Der israelische Ministerpräsident sagte Fox News, „es geht hier nicht darum, mit der Hamas zu verhandeln“, und fügte hinzu: „Ihre Aufgabe ist es, zu verschwinden.“

US-Präsident Donald Trump und der israelische Ministerpräsident Benjamin Netanyahu treffen sich am 29. Dezember 2025 in Mar-a-Lago in Palm Beach, Florida. Bildnachweis: Amos Ben-Gershom/GPO.

(JNS) Der israelische Ministerpräsident Benjamin Netanjahu sagte am Dienstag gegenüber Fox News, dass Fortschritte in Richtung der nächsten Phase der Waffenruhe im Gazastreifen davon abhängen, dass die Hamas entwaffnet wird. Die Weigerung der Terrororganisation, ihre Waffen abzugeben, bezeichnete er als zentrales Hindernis für die Stabilisierung des Gebiets im Jahr 2026.

„Eine neue Regierung in Gaza ist möglich, wenn man die Hamas entwaffnet, denn niemand wird dort hineingehen, solange die Hamas bewaffnet bleibt“, sagte Netanjahu dem Chef-Politikmoderator des Senders, Bret Baier. „Sie würden ihnen eine Kugel in den Hinterkopf jagen – jedem, der Teil einer potenziellen neuen Regierung wäre.“

Netanjahu betonte, dass die nächste Phase des Friedensplans von US-Präsident Donald Trump, der die vollständige Entmilitarisierung Gazas und die Entsendung einer internationalen Stabilisierungsmission vorsieht, wegen der Hamas ins Stocken geraten sei.

Gegenüber Baier sagte der Ministerpräsident, er glaube weiterhin, dass im kommenden Jahr eine andere Zukunft für Gaza möglich sei – „wenn wir die Hamas entwaffnen, sei es durch eine internationale Truppe oder auf andere Weise“. Er fügte hinzu: „Wenn es auf die einfache Art geht, gut. Und wenn nicht, dann auf eine andere.“

Die palästinensische Terrororganisation, die bei ihrem grenzüberschreitenden Angriff am 7. Oktober 2023 rund 1.200 Menschen – überwiegend jüdische Zivilisten – ermordete, verfüge weiterhin über etwa 20.000 Kämpfer und 60.000 Gewehre, erklärte Netanjahu.

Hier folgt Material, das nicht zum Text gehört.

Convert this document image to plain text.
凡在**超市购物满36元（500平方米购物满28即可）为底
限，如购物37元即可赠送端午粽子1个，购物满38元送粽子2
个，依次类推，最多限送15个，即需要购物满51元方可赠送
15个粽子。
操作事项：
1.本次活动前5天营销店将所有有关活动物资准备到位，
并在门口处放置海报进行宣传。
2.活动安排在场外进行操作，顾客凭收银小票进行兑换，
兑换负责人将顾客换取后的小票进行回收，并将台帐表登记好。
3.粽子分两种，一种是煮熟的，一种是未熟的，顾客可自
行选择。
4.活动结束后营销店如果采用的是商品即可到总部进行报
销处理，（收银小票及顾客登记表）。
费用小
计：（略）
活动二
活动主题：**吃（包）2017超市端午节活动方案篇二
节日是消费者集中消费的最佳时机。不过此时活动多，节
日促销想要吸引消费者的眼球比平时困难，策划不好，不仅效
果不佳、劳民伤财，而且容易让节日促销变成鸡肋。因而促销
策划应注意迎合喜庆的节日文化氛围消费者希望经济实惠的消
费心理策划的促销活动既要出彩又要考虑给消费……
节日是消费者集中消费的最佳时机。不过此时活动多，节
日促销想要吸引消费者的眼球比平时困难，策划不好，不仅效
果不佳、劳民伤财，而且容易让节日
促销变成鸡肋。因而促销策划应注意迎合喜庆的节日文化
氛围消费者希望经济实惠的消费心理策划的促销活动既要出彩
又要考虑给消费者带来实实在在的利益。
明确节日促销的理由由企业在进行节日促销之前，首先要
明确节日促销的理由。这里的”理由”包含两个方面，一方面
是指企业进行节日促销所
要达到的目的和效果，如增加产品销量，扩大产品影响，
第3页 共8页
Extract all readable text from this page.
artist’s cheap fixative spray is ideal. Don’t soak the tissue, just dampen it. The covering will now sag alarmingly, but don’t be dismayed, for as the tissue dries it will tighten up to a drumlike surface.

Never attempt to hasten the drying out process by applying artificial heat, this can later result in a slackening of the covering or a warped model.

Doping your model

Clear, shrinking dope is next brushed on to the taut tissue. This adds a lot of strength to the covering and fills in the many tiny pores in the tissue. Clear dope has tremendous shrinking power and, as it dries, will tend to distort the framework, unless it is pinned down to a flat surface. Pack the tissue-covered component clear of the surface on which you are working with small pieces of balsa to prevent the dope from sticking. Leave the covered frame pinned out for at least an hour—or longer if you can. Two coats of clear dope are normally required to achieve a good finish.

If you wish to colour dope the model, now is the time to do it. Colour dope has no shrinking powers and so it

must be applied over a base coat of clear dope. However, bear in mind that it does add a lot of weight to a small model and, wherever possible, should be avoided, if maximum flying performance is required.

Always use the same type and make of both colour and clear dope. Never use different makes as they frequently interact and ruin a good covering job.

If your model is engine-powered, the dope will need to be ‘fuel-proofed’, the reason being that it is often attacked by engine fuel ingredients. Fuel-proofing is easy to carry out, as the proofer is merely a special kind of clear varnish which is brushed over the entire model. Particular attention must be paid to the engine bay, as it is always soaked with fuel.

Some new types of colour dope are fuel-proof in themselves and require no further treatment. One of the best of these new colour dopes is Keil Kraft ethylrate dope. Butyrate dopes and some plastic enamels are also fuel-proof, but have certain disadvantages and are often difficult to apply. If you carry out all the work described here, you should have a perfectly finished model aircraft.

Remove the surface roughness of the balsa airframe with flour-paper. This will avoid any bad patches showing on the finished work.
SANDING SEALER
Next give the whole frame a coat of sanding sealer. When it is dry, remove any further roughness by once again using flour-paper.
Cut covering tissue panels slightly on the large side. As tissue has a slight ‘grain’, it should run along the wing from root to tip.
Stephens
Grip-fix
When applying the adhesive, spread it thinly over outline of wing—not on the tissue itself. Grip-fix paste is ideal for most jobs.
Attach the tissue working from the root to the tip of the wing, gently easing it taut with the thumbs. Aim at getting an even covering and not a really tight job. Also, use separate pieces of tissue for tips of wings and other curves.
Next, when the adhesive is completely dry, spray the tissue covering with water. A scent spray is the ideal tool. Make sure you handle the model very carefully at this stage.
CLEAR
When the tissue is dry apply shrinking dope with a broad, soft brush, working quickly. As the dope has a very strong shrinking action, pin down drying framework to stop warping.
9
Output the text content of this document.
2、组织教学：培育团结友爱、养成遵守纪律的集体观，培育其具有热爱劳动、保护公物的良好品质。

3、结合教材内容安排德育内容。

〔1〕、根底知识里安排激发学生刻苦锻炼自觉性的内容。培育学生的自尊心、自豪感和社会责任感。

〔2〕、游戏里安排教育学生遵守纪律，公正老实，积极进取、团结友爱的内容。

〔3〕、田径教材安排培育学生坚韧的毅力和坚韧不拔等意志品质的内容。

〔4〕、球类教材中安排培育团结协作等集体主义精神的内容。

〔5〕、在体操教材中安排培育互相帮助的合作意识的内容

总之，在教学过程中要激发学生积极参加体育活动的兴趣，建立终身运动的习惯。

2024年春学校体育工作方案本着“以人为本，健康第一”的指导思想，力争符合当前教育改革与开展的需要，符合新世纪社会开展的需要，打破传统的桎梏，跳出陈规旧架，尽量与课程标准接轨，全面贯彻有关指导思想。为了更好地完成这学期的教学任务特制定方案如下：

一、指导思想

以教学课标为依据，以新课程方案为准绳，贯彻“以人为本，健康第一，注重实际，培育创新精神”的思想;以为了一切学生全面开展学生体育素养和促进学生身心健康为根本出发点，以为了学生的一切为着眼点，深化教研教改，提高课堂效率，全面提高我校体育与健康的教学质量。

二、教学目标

„Das bedeutet Entwaffnung – all diese Gewehre wegnehmen und die Terrortunnel zerstören, die sie haben: immer noch Hunderte Kilometer an Terrortunneln“, sagte der Ministerpräsident.

Nach Angaben Netanjahus setzt die Hamas ihre Waffen nicht nur gegen den jüdischen Staat ein, sondern auch zur Einschüchterung und Ermordung von Palästinensern, die sich gegen die Fortsetzung ihrer Herrschaft in Gaza stellen. Solange die Hamas bewaffnet bleibe, so betonte er, könne kein alternatives ziviles Gremium dort arbeiten.

Berichte über Spannungen mit den Vereinigten Staaten hinsichtlich des Tempos der Verhandlungen oder der israelischen Maßnahmen seit Inkrafttreten der Waffenruhe am 10. Oktober wies Netanjahu zurück. Er sagte, er und Trump teilten dieselbe Sicht auf die Hamas.

„Er ist direkt zum Kern der Sache gekommen“, sagte Netanjahu über sein Treffen mit Trump am Montag in dessen Anwesen Mar-a-Lago in Palm Beach und fügte hinzu, der US-Präsident verstehe, dass „diese Terroristen versuchen, uns zu töten“.

Der Hamas-Führer Khaled Maschaal wiederholte am 6. Dezember seine Forderungen nach der Zerstörung Israels und wies die von den USA und den Vereinten Nationen unterstützten Forderungen zurück, die vom Iran unterstützte Terrororganisation zu entwaffnen und den Gazastreifen zu entmilitarisieren.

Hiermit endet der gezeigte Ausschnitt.